Verdi, com sua arte, tornou-se possuidor de grandes haveres; o dinheiro, porém, esse perigoso inimigo do nosso progresso espiritual, jamais conseguiu dominá-lo, torná-lo insensível à dor de seus irmãos desafortunados.
Apiedava-se dos pobres, porque recordava ter sido também muito pobre, e que talvez, sem o auxílio generoso de Barezzi, ficasse sempre miserável.
Piave escrevera para Verdi dez libretos. Envelhecido, doente, sem poder trabalhar, caiu na miséria. Verdi, que o visitava amiúde, levando-lhe dinheiro, compreendeu que a situação não mudaria e, por isso, constituiu-lhe uma renda vitalícia, ao mesmo tempo que dotava a filha com um capital de suficiente rendimento.
Da obra de Marcílio Sabbá, intitulada “Vida de Verdi “, extraímos os seguintes trechos em que é exaltado o seu espírito caritativo.
“Além da caridade, pode dizer-se obrigatória, porque solicitavam amigos a quem Verdi estava ligado por vínculos de agradecimento, despendeu consideráveis quantias com a beneficência pública.
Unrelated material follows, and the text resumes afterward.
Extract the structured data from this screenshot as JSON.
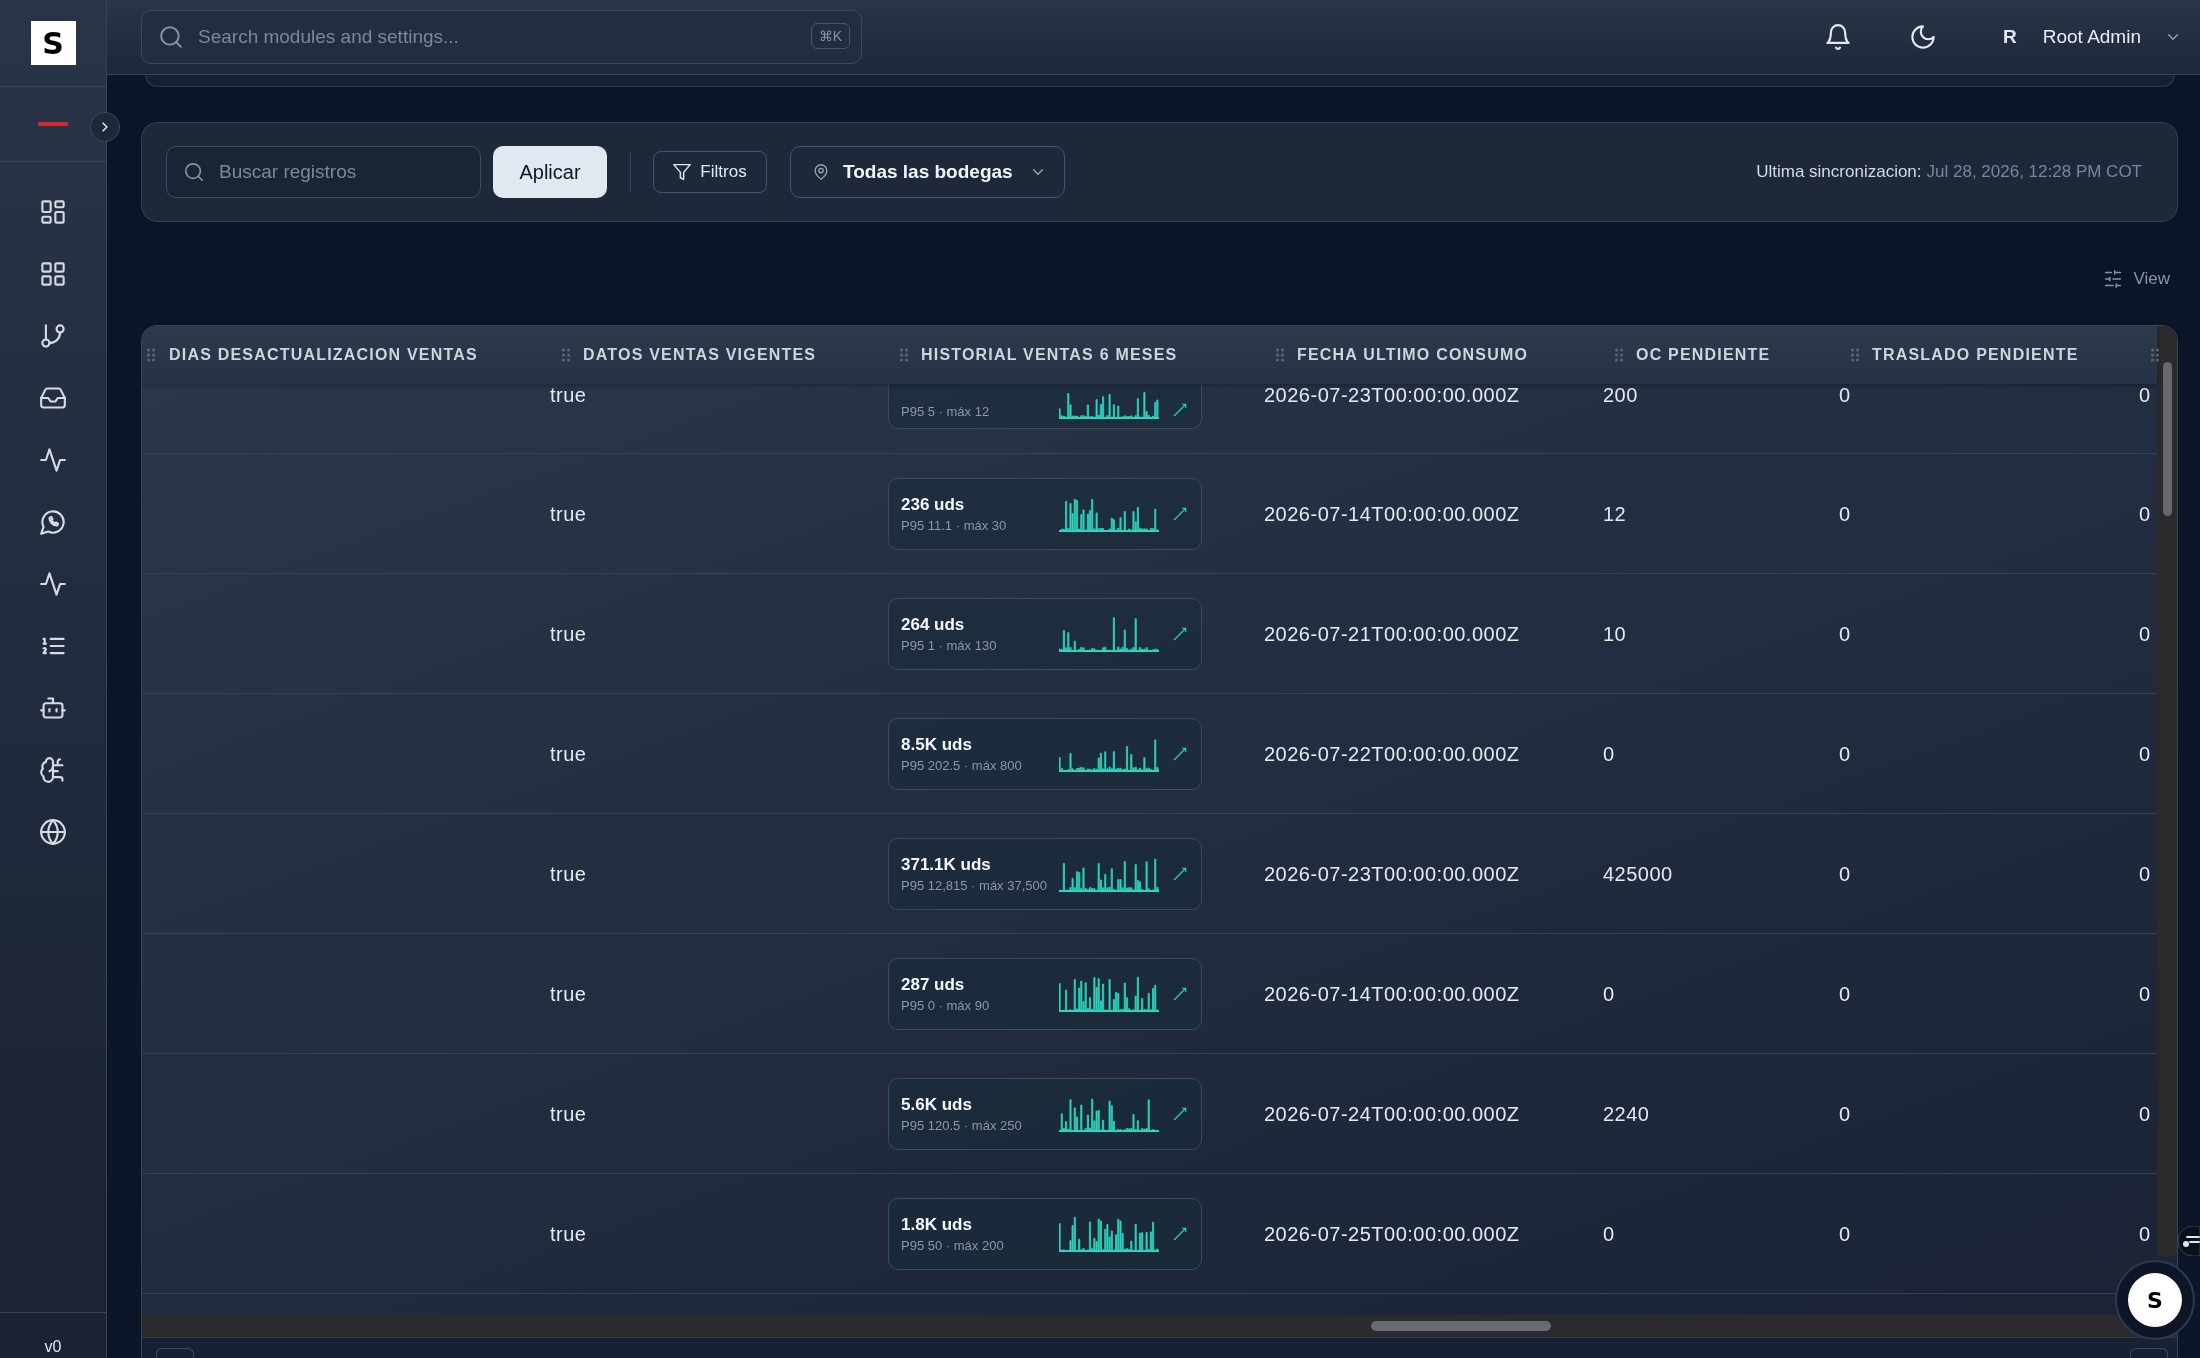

Para os pobres de Busseto destinou alguns milhares de liras cuja distribuição se fazia sem mencionar o nome do benfeitor, fato aliás desnecessário, pois em Santa Agata só Verdi podia dispor de tais somas.
“Todos os anos enviava dinheiro para a árvore de Natal dos pequeninos necessitados de Busseto. Mesmo longe, não se esquecia de mandar certa importância ao pároco da freguesia, rogando a distribuição em esmolas e informando que, em caso de urgência, se lhe dirigisse diretamente. “
O publicista Simoni, por ocasião de uma audição na “Casa de Repouso”, em honra ao seu fundador, Giuseppe Verdi, assim falou aos seus protegidos:
“Pensando em Verdi vemos o ancião austero, disposto serenamente ao repouso no final da sua gloriosa jornada. Não me refiro ao Verdi dos segundos funerais, quando foi um símbolo da vida italiana, mas ao Verdi dos primeiros, que se afirmava um homem entre os homens, querendo ser conduzido humildemente ao cemitério.
Naquela manhã todo o povo se reuniu em volta de seu féretro. Evocamos o Maestro que nos últimos anos dirigiu o seu pensamento para esta casa que é dele e vossa, viveu sempre para a arte não somente nos seus deslumbramentos, mas também nos seus martírios. Ele vos acompanhava, vos envolvia na sua música, se alegrava com as vossas vitórias, espiava interessado vossas primeiras rugas. Para ele éreis seus irmãos, sua família e, quando a vossa vida se tornou cansada, triste, abriu-vos os braços e as portas deste refúgio. Aqui se confundem numa doce existência familiar: Leonor, Radamés, lago, Violeta, Manrico, Rigoleto… Ainda hoje se canta nesta casa. A música é o perfume da vossa vida; sob o inverno das vossas cãs, ainda a primavera freme. Não cantais para sobressair, mas para vossa alegria, e é assim que, junto do túmulo de Verdi, se deve rezar.”
Fonte: Grandes vultos da humanidade e o espiritismo.